In his 1969 lectures at the Pensacola Theological Institute of McIlwain Memorial Presbyterian Church, Martyn Lloyd-Jones set out to answer the question “What is the Church?”–insisting that in seeking to do so, the greater part of the masses of “church goers” arrive at inaccurate answers. Far too many, he asserted, are content to waste their lives sitting in the pews of churches that have utterly abandoned the Gospel.
Interestingly, Dr. James Baird–one of the founding members of the Presbyterian Church in America (PCA)–recounted that it was at those 1969 meetings that he and a number of men–having had their hearts stirred by the messages given–met with Lloyd-Jones after the lectures to discuss the state of the Mainline Presbyterian Church in America. As they walked on the beach, several of the founders of the PCA told the Doctor that they knew that they needed to leave the Old Mainline denomination and to start a new one, but that they feared that they would not have the resources to be able to do so. As the story goes, Lloyd-Jones told these men that they not only could leave and start a new denomination of churches that would be faithful to the Scriptures, true to the Reformed faith and obedient to the Great Commission, but that they must do so. In a sense, Lloyd-Jones’ zeal to see the purity of the church, the preservation of the truth of the Gospel and the glory of the name of the Savior was instrumental in the founding of the PCA. Here is what MLJ had to say in one of those 1969 lectures delivered at McIlwain Memorial Presbyterian Church:
The question is, how do we approach this doctrine of the nature of the church? And there are certain important negatives. One fatal method is just to start from where we are and to see what modifications or accommodations we can make in order somehow to arrive at a church. Now that is exactly what is being done by the ecumenical movement. It starts from the present position, and then it more or less asks the different sections of the church to make certain modifications, perhaps even compromises, in order to produce one great world church.

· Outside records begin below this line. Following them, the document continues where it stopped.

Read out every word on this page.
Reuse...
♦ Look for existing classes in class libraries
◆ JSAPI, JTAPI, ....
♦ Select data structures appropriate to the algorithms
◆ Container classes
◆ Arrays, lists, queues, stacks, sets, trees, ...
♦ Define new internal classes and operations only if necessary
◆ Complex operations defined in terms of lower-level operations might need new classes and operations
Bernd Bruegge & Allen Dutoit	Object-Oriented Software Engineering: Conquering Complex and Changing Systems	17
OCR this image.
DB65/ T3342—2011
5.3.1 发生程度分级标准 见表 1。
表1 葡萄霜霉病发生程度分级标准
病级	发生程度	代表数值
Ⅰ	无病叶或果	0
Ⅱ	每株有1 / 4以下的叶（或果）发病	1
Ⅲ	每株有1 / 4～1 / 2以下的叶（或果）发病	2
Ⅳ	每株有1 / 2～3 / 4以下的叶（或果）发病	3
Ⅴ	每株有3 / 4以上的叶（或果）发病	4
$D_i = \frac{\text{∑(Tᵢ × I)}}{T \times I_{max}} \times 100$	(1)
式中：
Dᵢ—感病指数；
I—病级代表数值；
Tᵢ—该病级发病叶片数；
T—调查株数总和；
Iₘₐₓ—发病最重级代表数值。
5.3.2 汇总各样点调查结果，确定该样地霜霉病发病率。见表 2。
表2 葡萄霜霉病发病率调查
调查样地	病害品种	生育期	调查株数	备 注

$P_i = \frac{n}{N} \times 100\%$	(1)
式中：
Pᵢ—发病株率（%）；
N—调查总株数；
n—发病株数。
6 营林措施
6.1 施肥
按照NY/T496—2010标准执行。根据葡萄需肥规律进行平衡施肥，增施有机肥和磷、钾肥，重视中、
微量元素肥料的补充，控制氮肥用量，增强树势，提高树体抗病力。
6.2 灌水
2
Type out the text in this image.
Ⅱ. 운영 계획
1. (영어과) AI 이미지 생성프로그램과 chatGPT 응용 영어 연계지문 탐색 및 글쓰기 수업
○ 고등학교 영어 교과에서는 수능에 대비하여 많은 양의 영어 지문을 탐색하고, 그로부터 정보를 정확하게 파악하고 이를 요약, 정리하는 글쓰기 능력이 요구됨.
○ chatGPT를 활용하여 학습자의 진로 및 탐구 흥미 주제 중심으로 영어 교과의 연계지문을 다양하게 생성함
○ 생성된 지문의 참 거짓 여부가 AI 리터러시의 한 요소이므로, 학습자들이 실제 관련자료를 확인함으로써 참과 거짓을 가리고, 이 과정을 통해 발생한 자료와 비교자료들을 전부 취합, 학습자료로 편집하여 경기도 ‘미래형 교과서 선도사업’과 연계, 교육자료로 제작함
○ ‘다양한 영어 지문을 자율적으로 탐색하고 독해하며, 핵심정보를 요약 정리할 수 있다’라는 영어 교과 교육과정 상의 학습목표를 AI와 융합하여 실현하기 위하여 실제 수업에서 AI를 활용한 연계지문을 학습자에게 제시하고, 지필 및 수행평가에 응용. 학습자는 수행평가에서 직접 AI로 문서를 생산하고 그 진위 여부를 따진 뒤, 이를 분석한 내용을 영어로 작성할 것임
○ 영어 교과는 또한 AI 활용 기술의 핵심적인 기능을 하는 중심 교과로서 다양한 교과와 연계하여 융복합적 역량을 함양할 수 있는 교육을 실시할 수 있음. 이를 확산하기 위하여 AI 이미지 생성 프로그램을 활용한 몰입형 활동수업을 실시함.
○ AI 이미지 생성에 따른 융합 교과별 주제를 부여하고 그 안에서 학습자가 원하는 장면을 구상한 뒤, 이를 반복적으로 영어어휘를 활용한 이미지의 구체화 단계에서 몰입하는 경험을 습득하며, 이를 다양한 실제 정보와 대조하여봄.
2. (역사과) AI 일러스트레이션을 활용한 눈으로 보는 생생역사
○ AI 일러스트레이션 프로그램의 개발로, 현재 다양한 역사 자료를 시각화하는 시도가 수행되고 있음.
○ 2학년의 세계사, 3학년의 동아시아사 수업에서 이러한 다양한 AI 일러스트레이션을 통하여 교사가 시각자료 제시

This is the kind of approach that is found in great businesses when for certain reasons they deem it wise to amalgamate. But that, I suggest, is a false way of facing the problem of the church. I venture to suggest also that another false way is to go back into history. Many tend to do this at the present time. There is great value in history, and we can learn much from it. But there is a danger that if you merely go back to the origins of the different sections of the Christian church, you may end by hardening the positions—people will develop a denominational spirit that is inimical to true unity, and we shall be fighting for our own traditions. This has happened frequently. Nothing has been so pathetic and tragic in the history of the church as denominational fighting and quarreling, the jealousy and the envy—my church, my denomination, must be better than the one down the street, and so on. And many people are quite unaware of the real truth concerning their own denomination. They contend for their branch of the church because they belong to it. But why do they belong to it? Large numbers have no idea. It is simply an accident that their parents happened to belong to it, and they were brought up in it. But this is how carnality comes in, and even history can be abused by us in this particular way. We can learn from history, but we must not become slaves even to history. Tradition is good; traditionalism is very bad.
An even worse approach is one that, it seems to me, is creeping in very rapidly, and that is to take a kind of Gallup poll to find out what the people want. This has become quite prominent in recent years. The church asks: What do people actually want? What do they like? What do they think? And we pander to them. We say that people do not like much preaching, so we will preach shorter sermons. But they do like more of something else, so we give them more of that. The church allows the world and the pew, perhaps, to determine what is to be the truth.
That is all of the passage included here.